Présentation

Peu promu, le métier de restaurateur de meubles tend progressivement à disparaître. Précision, patience, habileté et organisation sont les maîtres mots du métier de restaurateur de meubles. Mais aujourd'hui, il se doit aussi d'être, en tant qu'artisan, un gestionnaire hors pair. Une grande culture de l'histoire de l'art est évidemment indispensable.

Les débouchés restent stables d'année en année. On peut même dire que la conservation du patrimoine devenant un sujet de société, le restaurateur de meubles aura toujours du travail, que ce soit au service d'antiquaires ou de particuliers.

Un travail de longue haleine

Pour Jean-Christophe, le désir de devenir restaurateur de meubles a été une révélation. Après avoir passé un brevet technique en ébénisterie, Jean-Christophe s'est rapidement installé à son compte : « J'étais salarié d'une entreprise qui a ensuite fermé ses portes. Alors, plutôt que de me retrouver au chômage, j'ai préféré louer un atelier clef en mains ». Les restaurateurs de meubles sont en effet, pour la grande majorité, des artisans. Un statut pas toujours facile à vivre : « Il faut savoir que l'on travaille beaucoup et que l'on ne gagne pas forcément bien sa vie. De plus, il faut être un bon gestionnaire et un bon commercial à la fois.

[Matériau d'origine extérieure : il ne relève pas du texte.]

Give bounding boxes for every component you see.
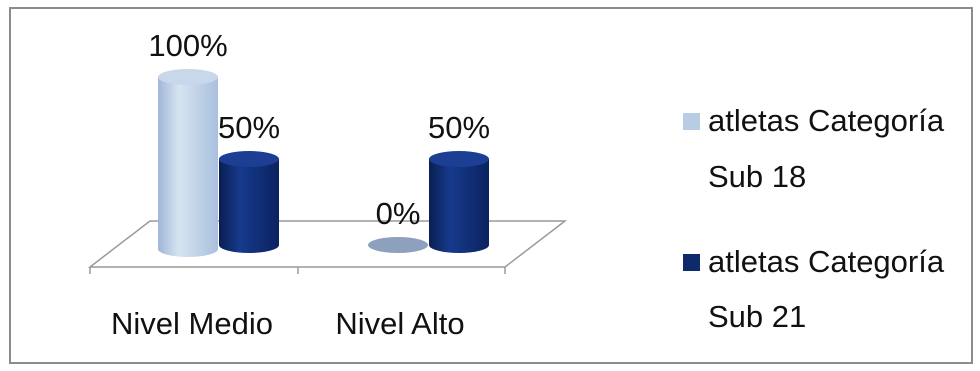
bar-cap bbox=[429, 151, 489, 167]
data-label: 50% bbox=[428, 110, 490, 145]
bar-cap bbox=[368, 237, 428, 253]
data-label: 0% bbox=[376, 196, 421, 231]
legend-label-sub21-line2: Sub 21 bbox=[708, 299, 806, 334]
data-label: 100% bbox=[148, 28, 227, 63]
bar-cap bbox=[219, 151, 279, 167]
bar-nivel-alto-atletas-categoria-sub-18: 0% bbox=[368, 196, 428, 253]
bar-body bbox=[429, 159, 489, 253]
legend: atletas Categoría Sub 18 atletas Categor… bbox=[683, 103, 945, 334]
data-label: 50% bbox=[218, 110, 280, 145]
bar-cap bbox=[158, 69, 218, 85]
legend-label-sub21-line1: atletas Categoría bbox=[708, 244, 945, 279]
legend-swatch-sub21 bbox=[683, 254, 700, 271]
legend-label-sub18-line2: Sub 18 bbox=[708, 159, 806, 194]
legend-swatch-sub18 bbox=[683, 113, 700, 130]
bar-nivel-alto-atletas-categoria-sub-21: 50% bbox=[428, 110, 490, 253]
bar-body bbox=[158, 77, 218, 257]
bar-body bbox=[219, 159, 279, 253]
bars-layer: 100% 50% 0% 50% bbox=[148, 28, 490, 257]
bar-nivel-medio-atletas-categoria-sub-21: 50% bbox=[218, 110, 280, 253]
legend-label-sub18-line1: atletas Categoría bbox=[708, 103, 945, 138]
bar-nivel-medio-atletas-categoria-sub-18: 100% bbox=[148, 28, 228, 257]
category-label-nivel-medio: Nivel Medio bbox=[111, 306, 273, 341]
category-label-nivel-alto: Nivel Alto bbox=[335, 306, 464, 341]
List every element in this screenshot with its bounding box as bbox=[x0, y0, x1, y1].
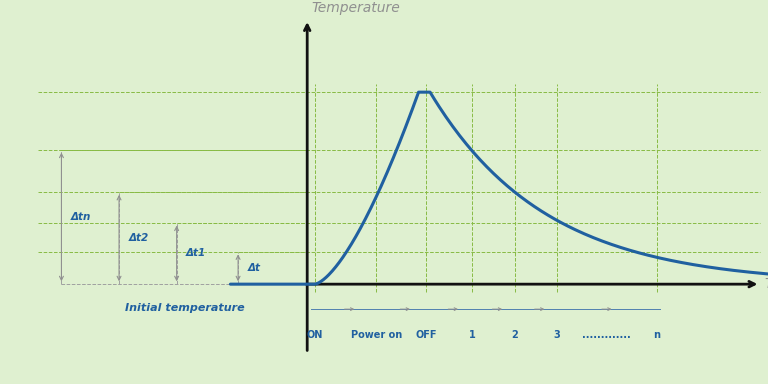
Text: Δt: Δt bbox=[247, 263, 260, 273]
Text: 1: 1 bbox=[469, 330, 475, 340]
Text: 3: 3 bbox=[554, 330, 560, 340]
Text: OFF: OFF bbox=[415, 330, 437, 340]
Text: .............: ............. bbox=[582, 330, 631, 340]
Text: Initial temperature: Initial temperature bbox=[124, 303, 244, 313]
Text: ON: ON bbox=[306, 330, 323, 340]
Text: n: n bbox=[653, 330, 660, 340]
Text: Power on: Power on bbox=[351, 330, 402, 340]
Text: Δtn: Δtn bbox=[71, 212, 91, 222]
Text: 2: 2 bbox=[511, 330, 518, 340]
Text: Time: Time bbox=[764, 277, 768, 291]
Text: Δt1: Δt1 bbox=[186, 248, 206, 258]
Text: Δt2: Δt2 bbox=[128, 233, 148, 243]
Text: Temperature: Temperature bbox=[311, 2, 400, 15]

Certes, on est son propre patron, mais du coup il faut aussi assumer tous ses choix ». Ce métier très technique consiste à restaurer des meubles anciens, pour des particuliers ou des antiquaires : « Personnellement, j'ai choisi de n'intervenir que sur de grosses restaurations, les petites ne m'intéressent pas. Je suis partisan du tout ou rien : lorsque j'oeuvre sur un meuble, je le restitue prêt à affronter deux siècles encore ! »

Une actualisation permanente des connaissances

Jean-Christophe suit régulièrement des stages et des formations pour se tenir informé des récentes évolutions. Outre un maniement précis des outils et une connaissance parfaite des méthodes utilisées, le restaurateur de meubles doit surtout maîtriser l'histoire de l'art et des styles mobiliers : « Dès réception d'un meuble, il me faut définir son style et la manière dont il a été conçu. Mon travail consiste ensuite à réutiliser le bois, la colle et les matériaux de l'époque pour redonner son âme au mobilier. Il est ainsi impossible pour un professionnel de couper le bois avec des lames du XXIe sur un meuble du XVIIe siècle ! »
La restauration peut sembler routinière, « pourtant aucun meuble ne se ressemble ni n'est abîmé de la même façon. » Alors, comment devenir un bon restaurateur ? « C'est simple ! Il faut d'abord être un bon ébéniste et donc maîtriser les techniques de fabrication avant celles de réparation. »

Formation

Comment devenir restaurateur de meubles ?

La restauration de meubles anciens est aujourd’hui devenue une véritable spécialité sous le coup de l’apparition de nouvelles techniques qui nécessitent des remises à niveau constantes.

Après la 3e

Le CAP d’ébénisterie, d’une durée de deux à trois ans, s’effectue en formation classique ou en alternance. Le bac professionnel Artisanat et métiers d’art, option Ébénisterie, permet d’étudier les arts appliqués et de se perfectionner dans le domaine technico-professionnel.

Enfin, il est également possible de s’orienter vers des diplômes équivalents au bac pro spécialisés en ébénisterie : brevet de maîtrise (en deux à quatre ans), brevet des métiers d’art, brevet technique des métiers ou encore diplôme de fin d’études secondaires en métiers d’art. Tous ces diplômes permettent d’intégrer un atelier ; il est toutefois vivement conseillé de suivre une spécialisation en restauration de mobilier pour maîtriser l’ensemble des rouages de ce métier.

Après le bac

Une formation complémentaire en un an vous initie à l’histoire de l’art et des styles, au dessin et au modelage, disciplines indispensables pour bien débuter dans le métier.

Ceux qui souhaitent poursuivre encore leur cursus d’études pour obtenir un titre de niveau bac+2 peuvent choisir un BTSM (brevet technique des métiers supérieurs) ou un DMA (diplôme des métiers d’art) Arts de l’habitat, option Décors et mobiliers, dont la préparation s’effectue en deux ans.